EG: Relativism does entail nihilism: if standards are inherently and inescapably expressions of something called culture, and can be nothing else, then no culture can be subjected to a standard, because (ex hypothesi) there cannot be a trans-cultural standard which would stand in judgement over it. No argument could be simpler or more conclusive. This mystique of consensual custom denies that anything can sit in judgment of our concepts, that some may be more rational and others less so. So all of them are in order and have nothing to fear from philosophy. This is a fairly mild form of irrationalism, invoking no fierce dark Gods, merely a consensual community. It is the Soft Porn of Irrationalism.

They rush away into shadows. There is the dark hum of war in the distance.

A version of this was first published at 3ammagazine in June 2016 in the 'Brexit Ghosts' series of imagined conversations.

At the Ernest Gellner symposium, virtual Prague, May 2021 Thomas Hylland Eriksen (University of Oslo) presented a paper - below is the abstract. 

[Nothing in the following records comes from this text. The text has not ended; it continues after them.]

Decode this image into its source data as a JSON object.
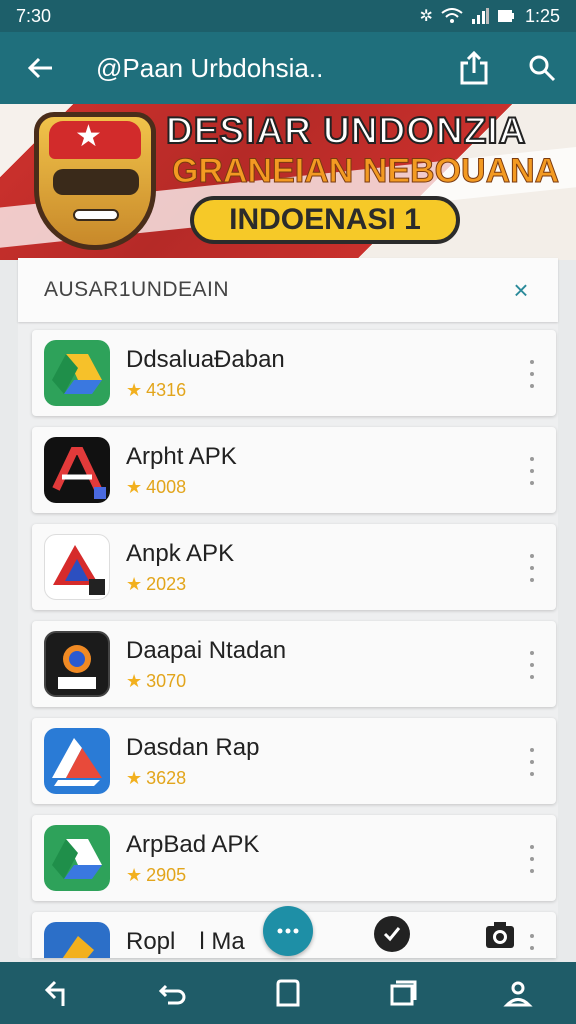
{
  "status_bar": {
    "time": "7:30",
    "clock": "1:25"
  },
  "app_bar": {
    "title": "@Paan Urbdohsia.."
  },
  "banner": {
    "line1": "DESIAR UNDONZIA",
    "line2": "GRANEIAN NEBOUANA",
    "pill": "INDOENASI 1"
  },
  "panel": {
    "header": "AUSAR1UNDEAIN",
    "close_label": "×",
    "apps": [
      {
        "name": "DdsaluaĐaban",
        "rating": "4316",
        "icon": "drive-green-icon"
      },
      {
        "name": "Arpht APK",
        "rating": "4008",
        "icon": "apk-black-icon"
      },
      {
        "name": "Anpk APK",
        "rating": "2023",
        "icon": "apk-red-icon"
      },
      {
        "name": "Daapai Ntadan",
        "rating": "3070",
        "icon": "apk-dark-icon"
      },
      {
        "name": "Dasdan Rap",
        "rating": "3628",
        "icon": "drive-blue-icon"
      },
      {
        "name": "ArpBad APK",
        "rating": "2905",
        "icon": "drive-green-icon"
      },
      {
        "name": "Ropl l Ma",
        "rating": "",
        "icon": "blue-app-icon"
      }
    ]
  },
  "colors": {
    "app_bar": "#1f6f7c",
    "status_bar": "#1d5f6a",
    "nav_bar": "#1f5c68",
    "accent": "#1e8fa6",
    "star": "#f2b01e"
  }
}
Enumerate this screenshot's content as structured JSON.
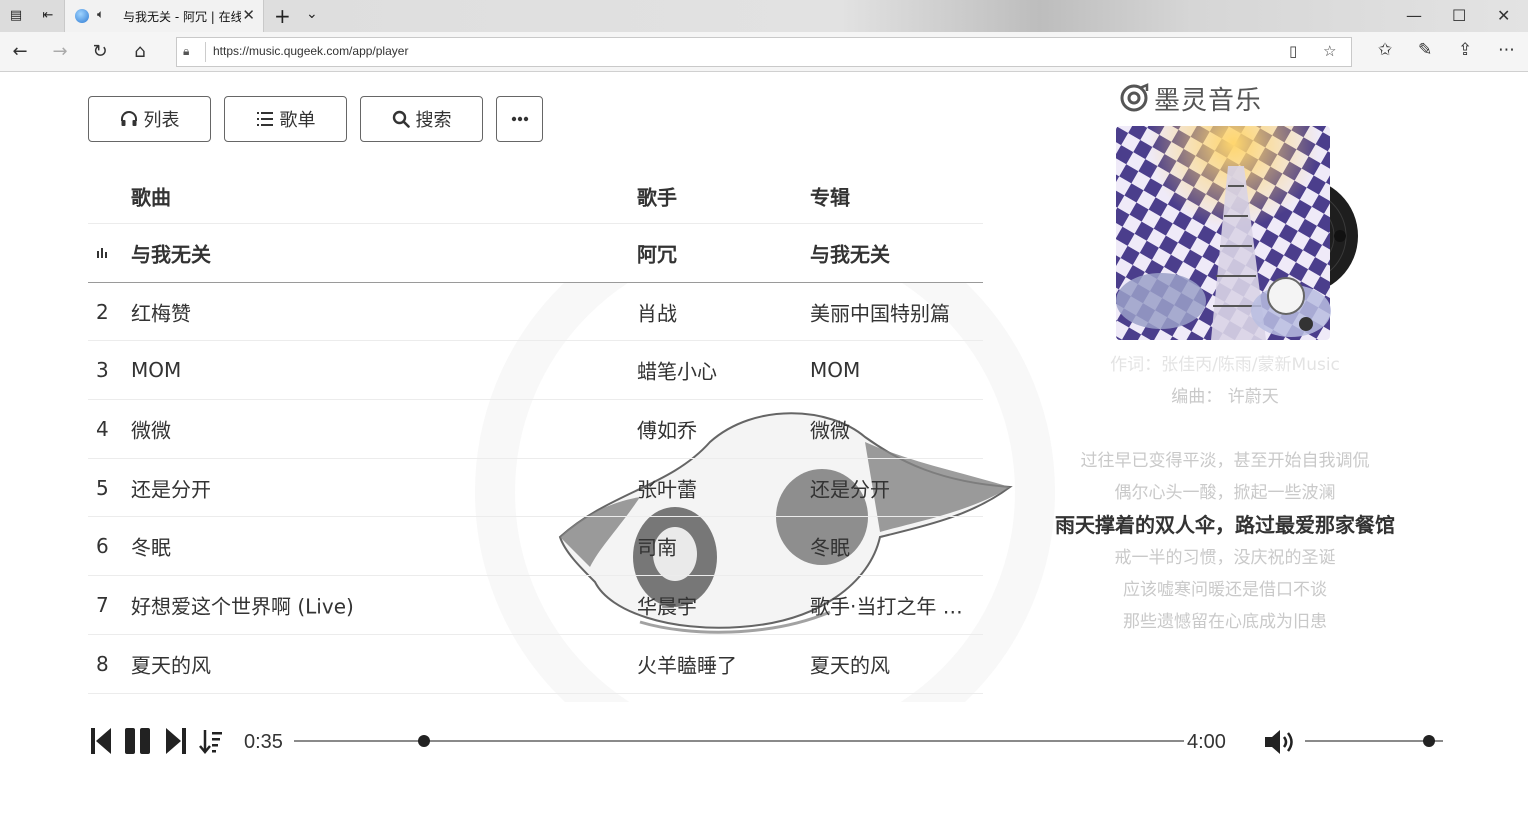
{
  "browser": {
    "tab_title": "与我无关 - 阿冗 | 在线音乐播放器",
    "url": "https://music.qugeek.com/app/player"
  },
  "nav_buttons": {
    "list": "列表",
    "playlist": "歌单",
    "search": "搜索"
  },
  "table": {
    "headers": {
      "song": "歌曲",
      "artist": "歌手",
      "album": "专辑"
    },
    "rows": [
      {
        "num": "",
        "song": "与我无关",
        "artist": "阿冗",
        "album": "与我无关",
        "playing": true
      },
      {
        "num": "2",
        "song": "红梅赞",
        "artist": "肖战",
        "album": "美丽中国特别篇"
      },
      {
        "num": "3",
        "song": "MOM",
        "artist": "蜡笔小心",
        "album": "MOM"
      },
      {
        "num": "4",
        "song": "微微",
        "artist": "傅如乔",
        "album": "微微"
      },
      {
        "num": "5",
        "song": "还是分开",
        "artist": "张叶蕾",
        "album": "还是分开"
      },
      {
        "num": "6",
        "song": "冬眠",
        "artist": "司南",
        "album": "冬眠"
      },
      {
        "num": "7",
        "song": "好想爱这个世界啊 (Live)",
        "artist": "华晨宇",
        "album": "歌手·当打之年 第..."
      },
      {
        "num": "8",
        "song": "夏天的风",
        "artist": "火羊瞌睡了",
        "album": "夏天的风"
      }
    ]
  },
  "app": {
    "logo_text": "墨灵音乐"
  },
  "lyrics": {
    "lines": [
      "作词：张佳丙/陈雨/蒙新Music",
      "编曲： 许蔚天",
      "",
      "过往早已变得平淡，甚至开始自我调侃",
      "偶尔心头一酸，掀起一些波澜",
      "雨天撑着的双人伞，路过最爱那家餐馆",
      "戒一半的习惯，没庆祝的圣诞",
      "应该嘘寒问暖还是借口不谈",
      "那些遗憾留在心底成为旧患"
    ],
    "current_index": 5
  },
  "player": {
    "current_time": "0:35",
    "total_time": "4:00",
    "progress": 0.146,
    "volume": 0.9
  }
}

'Ernest Gellner made few friends among postcolonial scholars. This contribution examines his epistemology in relation to postcolonial studies, arguing that misunderstandings and other distortions prevented what could have been a fruitful dialogue. His view of knowledge, influenced to no small degree by Popper, can be made compatible with postcolonial studies, unlike what is the case with the later tendency of decolonial theory. 

By comparing major statements by Gellner and Edward Said, I argue that postcolonialism seeks to refine and reformulate the principles laid out in his theoretical work, rather than rejecting them. The key questions concern the possibility of cumulative knowledge, the validity of rationalist ideals in interpretive scholarship, the role of ideas in history and, mainly, the potential of postcolonial scholarship in realising the Enlightenment ideals to which Gellner subscribed.'

The completed paper, plus all the other papers presented at the symposium, are being collected into a future volume.